Camera calibration measures a camera's exact lens and geometry so a robot can turn pixels into real directions and distances — the unglamorous first step that every accurate vision system depends on.
Camera calibration figures out a camera's exact focal length, center, and lens distortion by photographing a known checkerboard from several angles. With those numbers, the robot can trust that a pixel really points in a specific direction.
Before a robot can trust anything its camera reports — how far, which way, how big — it has to know the camera's exact optics. Measuring them is camera calibration, and skipping it quietly corrupts every downstream result.
What it recovers
Calibration finds two sets of numbers:
Intrinsics — the camera's internal geometry: focal length, the optical center (principal point), and lens distortion (why straight lines bow near the edges of a wide lens).
Extrinsics — where the camera sits and points relative to the robot or world.
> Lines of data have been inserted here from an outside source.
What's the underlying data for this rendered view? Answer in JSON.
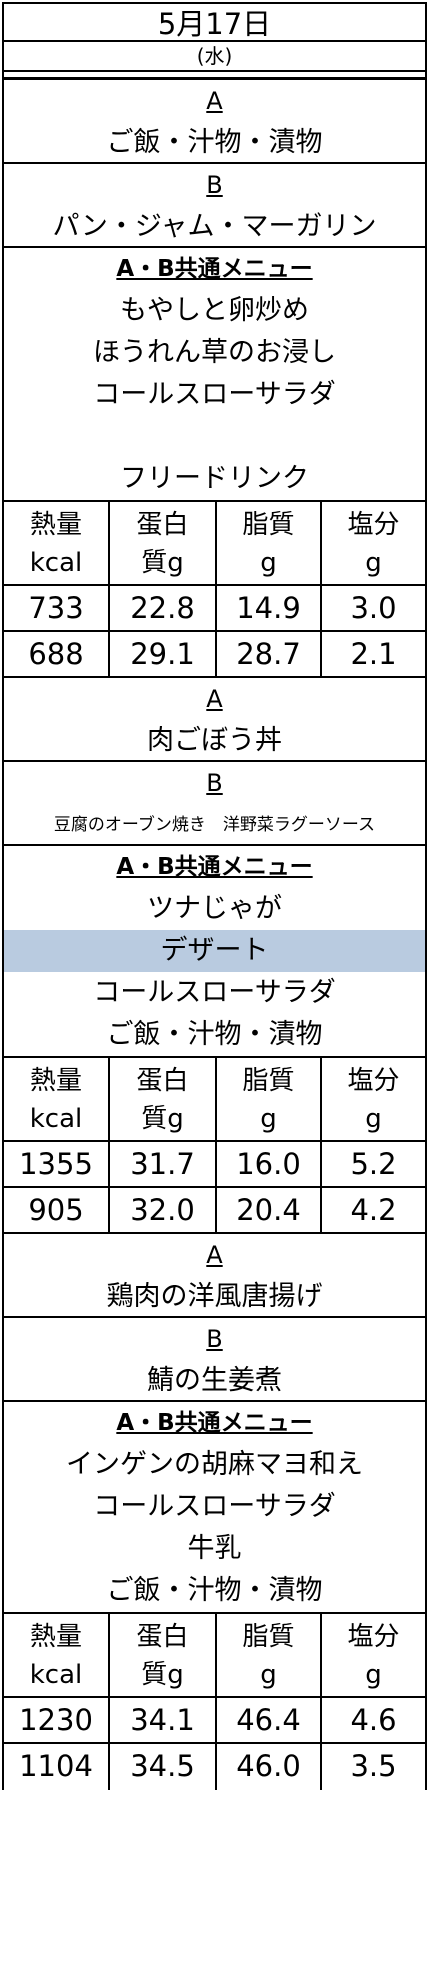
{
  "header": {
    "date": "5月17日",
    "weekday": "(水)"
  },
  "headers": [
    "熱量\nkcal",
    "蛋白\n質g",
    "脂質\ng",
    "塩分\ng"
  ],
  "blocks": [
    {
      "a_label": "A",
      "a_items": [
        "ご飯・汁物・漬物"
      ],
      "b_label": "B",
      "b_items": [
        "パン・ジャム・マーガリン"
      ],
      "common_label": "A・B共通メニュー",
      "common_items": [
        "もやしと卵炒め",
        "ほうれん草のお浸し",
        "コールスローサラダ",
        "",
        "フリードリンク"
      ],
      "nutrition": [
        [
          "733",
          "22.8",
          "14.9",
          "3.0"
        ],
        [
          "688",
          "29.1",
          "28.7",
          "2.1"
        ]
      ]
    },
    {
      "a_label": "A",
      "a_items": [
        "肉ごぼう丼"
      ],
      "b_label": "B",
      "b_items": [
        "豆腐のオーブン焼き　洋野菜ラグーソース"
      ],
      "common_label": "A・B共通メニュー",
      "common_items": [
        "ツナじゃが",
        "デザート",
        "コールスローサラダ",
        "ご飯・汁物・漬物"
      ],
      "highlight_item": "デザート",
      "nutrition": [
        [
          "1355",
          "31.7",
          "16.0",
          "5.2"
        ],
        [
          "905",
          "32.0",
          "20.4",
          "4.2"
        ]
      ]
    },
    {
      "a_label": "A",
      "a_items": [
        "鶏肉の洋風唐揚げ"
      ],
      "b_label": "B",
      "b_items": [
        "鯖の生姜煮"
      ],
      "common_label": "A・B共通メニュー",
      "common_items": [
        "インゲンの胡麻マヨ和え",
        "コールスローサラダ",
        "牛乳",
        "ご飯・汁物・漬物"
      ],
      "nutrition": [
        [
          "1230",
          "34.1",
          "46.4",
          "4.6"
        ],
        [
          "1104",
          "34.5",
          "46.0",
          "3.5"
        ]
      ]
    }
  ]
}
Together they form the map between a 3D point in the world and the 2D pixel it lands on.
How calibration is done
A known pattern seen from many angles gives enough constraints to solve for the lens parameters, which are then used to correct every future image.
Why it matters so much
Every metric vision task assumes calibrated pixels. Stereo vision depth is wrong if focal length is wrong. SLAM and visual odometry drift if distortion isn't removed. Visual servoing, 6-DOF pose estimation, and hand-eye coordination all inherit calibration error directly. A miscalibrated camera doesn't announce itself — it just makes everything slightly, consistently wrong.
In practice
The classic method (Zhang's) photographs a checkerboard from a dozen angles; the known square size gives the geometry needed to solve for the parameters. For a multi-camera or camera-plus-arm setup you also do hand-eye calibration to find where the camera sits relative to the gripper. Calibration isn't one-and-done: temperature, focus changes, and knocks shift the parameters, so precision systems re-check it.
Why it matters
Calibration is the foundation the entire vision stack stands on. Get it right once and everything above it can be trusted; get it wrong and no clever algorithm can fully recover.